Ces précieux résultats ont nécessité la création de nouveaux postes de Missionnaires . En plusieurs endroits la population chrétienne ayant été doublée, triplée et même quadruplée, il a fallu multiplier le nombre des districts et des Missionnaires , construire des oratoires dans les nouvelles chrétientés et pourvoir aux besoins spirituels des néophytes . Pour nous donner une idée des progrès du catholicisme en plusieurs localités, Mgr Laouënan nous écrivait : « Le district de Nangatour qui, il y a quelques années, comptait à peine 1,800 chrétiens , et faisait partie d’un autre district en compte aujourd’hui environ 15,000. Le district de Vellantanguel qui, avant la famine, avait seulement 3,300 chrétiens , en a plus de 7,000 aujourd’hui et autant de catéchumènes , le tout disséminé sur une étendue d’environ 45 milles de l’est à l’ouest, sur 35 à 40 milles du nord au sud. De tous côtés, les Confrères ne pouvant suffire à la besogne, s’adressent à moi et me demandent aide et secours… Pour avoir un Missionnaire de plus à envoyer dans les districts, je me suis moi-même chargé de la direction du grand séminaire . Mais cette combinaison, quoique justifiée par la nécessité, est préjudiciable et au grand séminaire et à la Mission, parce que je ne puis remplir convenablement mes deux offices… »
Dans ses lettres, Mgr de Flaviopolis constate, avec bonheur, la persévérance des néophytes dans la foi qu’ils ont embrassée.

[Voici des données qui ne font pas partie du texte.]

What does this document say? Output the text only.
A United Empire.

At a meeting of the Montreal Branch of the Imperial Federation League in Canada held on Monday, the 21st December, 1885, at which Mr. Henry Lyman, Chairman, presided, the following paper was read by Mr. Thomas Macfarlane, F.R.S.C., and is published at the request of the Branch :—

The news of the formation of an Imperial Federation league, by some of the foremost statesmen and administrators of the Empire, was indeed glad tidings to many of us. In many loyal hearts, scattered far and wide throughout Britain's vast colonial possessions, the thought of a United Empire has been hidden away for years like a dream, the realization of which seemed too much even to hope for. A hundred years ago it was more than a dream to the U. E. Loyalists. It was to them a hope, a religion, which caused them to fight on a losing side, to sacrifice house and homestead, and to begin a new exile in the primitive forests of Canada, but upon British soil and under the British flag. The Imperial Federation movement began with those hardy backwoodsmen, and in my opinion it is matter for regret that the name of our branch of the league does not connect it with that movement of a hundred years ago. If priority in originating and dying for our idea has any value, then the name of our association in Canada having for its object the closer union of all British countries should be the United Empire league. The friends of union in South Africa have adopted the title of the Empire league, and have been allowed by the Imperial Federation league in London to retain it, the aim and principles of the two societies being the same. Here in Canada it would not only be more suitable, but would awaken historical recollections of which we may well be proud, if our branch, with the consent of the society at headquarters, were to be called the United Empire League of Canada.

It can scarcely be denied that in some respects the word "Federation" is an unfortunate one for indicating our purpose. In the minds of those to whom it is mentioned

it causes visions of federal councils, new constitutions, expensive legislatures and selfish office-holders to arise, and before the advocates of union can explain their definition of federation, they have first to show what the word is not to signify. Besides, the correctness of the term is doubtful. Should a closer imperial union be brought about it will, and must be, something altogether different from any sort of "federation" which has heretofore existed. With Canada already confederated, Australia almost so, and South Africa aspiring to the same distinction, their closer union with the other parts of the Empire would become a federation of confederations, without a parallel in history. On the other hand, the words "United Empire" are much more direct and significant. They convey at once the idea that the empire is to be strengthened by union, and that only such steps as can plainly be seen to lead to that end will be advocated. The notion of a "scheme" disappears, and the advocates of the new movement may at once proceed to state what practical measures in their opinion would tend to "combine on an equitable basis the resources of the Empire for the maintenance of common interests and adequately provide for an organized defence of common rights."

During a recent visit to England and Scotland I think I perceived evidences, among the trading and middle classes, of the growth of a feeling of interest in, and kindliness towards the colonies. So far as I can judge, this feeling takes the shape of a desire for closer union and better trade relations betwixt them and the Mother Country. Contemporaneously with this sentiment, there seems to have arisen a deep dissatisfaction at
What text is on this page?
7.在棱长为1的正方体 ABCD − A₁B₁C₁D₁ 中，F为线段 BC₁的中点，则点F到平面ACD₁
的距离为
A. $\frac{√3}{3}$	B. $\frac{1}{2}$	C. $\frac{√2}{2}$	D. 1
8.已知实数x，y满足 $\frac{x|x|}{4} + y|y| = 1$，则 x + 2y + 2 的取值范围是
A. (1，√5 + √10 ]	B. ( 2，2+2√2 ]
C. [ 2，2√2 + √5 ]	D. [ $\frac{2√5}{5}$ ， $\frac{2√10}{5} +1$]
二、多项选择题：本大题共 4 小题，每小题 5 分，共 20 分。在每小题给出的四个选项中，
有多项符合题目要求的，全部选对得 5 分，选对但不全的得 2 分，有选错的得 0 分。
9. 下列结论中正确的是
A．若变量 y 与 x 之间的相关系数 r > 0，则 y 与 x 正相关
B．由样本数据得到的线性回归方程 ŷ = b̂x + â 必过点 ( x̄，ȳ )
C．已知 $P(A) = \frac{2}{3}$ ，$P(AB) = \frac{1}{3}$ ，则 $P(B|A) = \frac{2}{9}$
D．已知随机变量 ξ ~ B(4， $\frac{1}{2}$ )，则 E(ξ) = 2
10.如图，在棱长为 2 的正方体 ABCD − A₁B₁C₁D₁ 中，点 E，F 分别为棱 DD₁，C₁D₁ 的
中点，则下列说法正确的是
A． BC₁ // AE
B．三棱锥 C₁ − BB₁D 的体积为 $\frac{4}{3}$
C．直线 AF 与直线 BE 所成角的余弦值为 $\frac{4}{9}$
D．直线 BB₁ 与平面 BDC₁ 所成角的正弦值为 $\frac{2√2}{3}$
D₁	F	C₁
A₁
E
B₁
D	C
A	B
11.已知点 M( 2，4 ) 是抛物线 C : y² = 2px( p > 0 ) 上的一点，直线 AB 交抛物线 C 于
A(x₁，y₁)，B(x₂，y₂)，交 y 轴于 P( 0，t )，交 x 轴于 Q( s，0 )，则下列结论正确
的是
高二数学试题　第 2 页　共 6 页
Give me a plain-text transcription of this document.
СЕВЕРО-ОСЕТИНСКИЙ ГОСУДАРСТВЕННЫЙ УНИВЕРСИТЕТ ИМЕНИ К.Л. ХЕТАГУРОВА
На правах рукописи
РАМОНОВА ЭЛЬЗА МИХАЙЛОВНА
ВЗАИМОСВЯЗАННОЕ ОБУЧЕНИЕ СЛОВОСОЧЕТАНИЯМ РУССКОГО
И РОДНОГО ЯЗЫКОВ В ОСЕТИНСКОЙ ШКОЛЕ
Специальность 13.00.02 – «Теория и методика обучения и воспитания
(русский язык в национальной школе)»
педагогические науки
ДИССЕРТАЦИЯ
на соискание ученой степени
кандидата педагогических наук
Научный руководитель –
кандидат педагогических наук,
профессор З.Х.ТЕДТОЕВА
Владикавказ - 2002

Cette persévérance témoigne d’autant plus de la sincérité de leur conversion que leur condition matérielle est plus misérable et les expose davantage aux séductions de l’hérésie. « Les protestants se préoccupent assez peu de faire des prosélytes parmi les païens , mais ils mettent toute leur industrie, et, comme le démon, emploient tous les moyens pour tenter de pervertir les catholiques. Grâce à Dieu, nous n’avons eu à déplorer qu’un très-petit nombre de défections, encore sommes-nous assurés que ces pauvres apostats nous reviendront bientôt. »
Le Vicariat de Pondichéry a eu la douleur de perdre cette année deux de ses meilleurs Missionnaires et de voir ainsi diminuer par la mort un personnel déjà incapable de suffire aux besoins de cette belle Mission.